COVID-19 also played a role in cancer diagnoses. Routine mammography screenings, for example, were halted during the early stages of the pandemic and have been slower to rebound among people of color. Data from sources like the National Cancer Institute also shows that the pandemic disproportionately affected people of color in the United States. Black, AIAN and Hispanic people had two times the rate of overall excess deaths in 2020 compared with white people and had two to four times the rate of non-COVID-related excess deaths.
“The biggest impact of COVID is decreased screening,” Norton said. “People were afraid to come to hospitals, afraid to come to centers to get screened for cancer. So we’ve seen a big drop in screening. We are going to see for many years an increase in advanced cancers because of that lack of screening. We’re not back up to, for the most part as a nation, we’re not back up to where we were before, pre-COVID. People stopped doing their mammograms and stopped doing their colonoscopies, and they haven’t gone back.”
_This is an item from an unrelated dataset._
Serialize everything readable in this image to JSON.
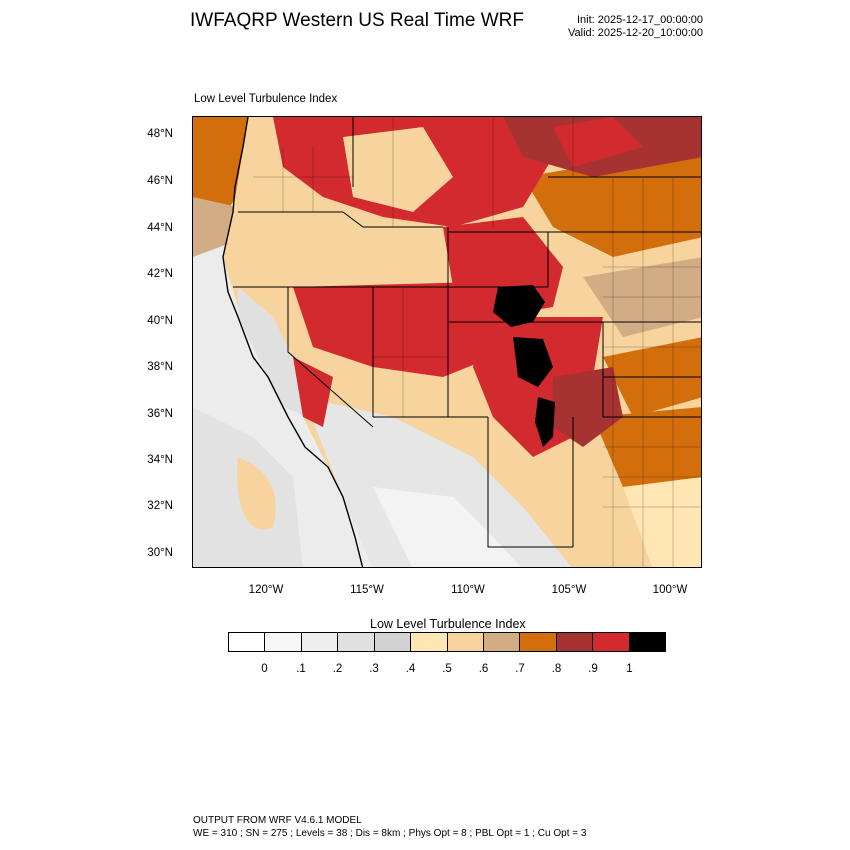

But the study emphasizes that COVID’s impact on cancer mortality rates “will continue to unfold over many years and will likely parallel the disproportionate COVID-19 burden in the United States compared with other countries.”
“We’ve been reporting on these cancer disparities for many, many years, so these disparities are not due to COVID,” Siegel said. “It’s likely that we will see, down the road, maybe a widening in these disparities because of COVID. The impact of COVID on cancer is going to take time, because how that will likely play out is that there was a disruption in health care that may result in later-stage cancer diagnosis and then, ultimately, a higher mortality. But that’s all going to take many years to realize.”
The Cancer Society study highlighted some encouraging statistical news on prevention and treatment, especially in women’s reproductive health.
“There was a steep drop-off in cervical cancer incidence in women in their early 20s,” Siegel said. “The reason that’s so exciting is because these women are the first group who were exposed to the HPV vaccine, which was introduced in the U.S. in 2006. So this is real population-based evidence of the effectiveness of the vaccine. We found a 65% drop in cervical cancer incidence from 2012 to 2019 in these women in their early 20s, and we found a similar drop in Black, Hispanic and white women. So the vaccine is working, and this is probably the tip of the iceberg.”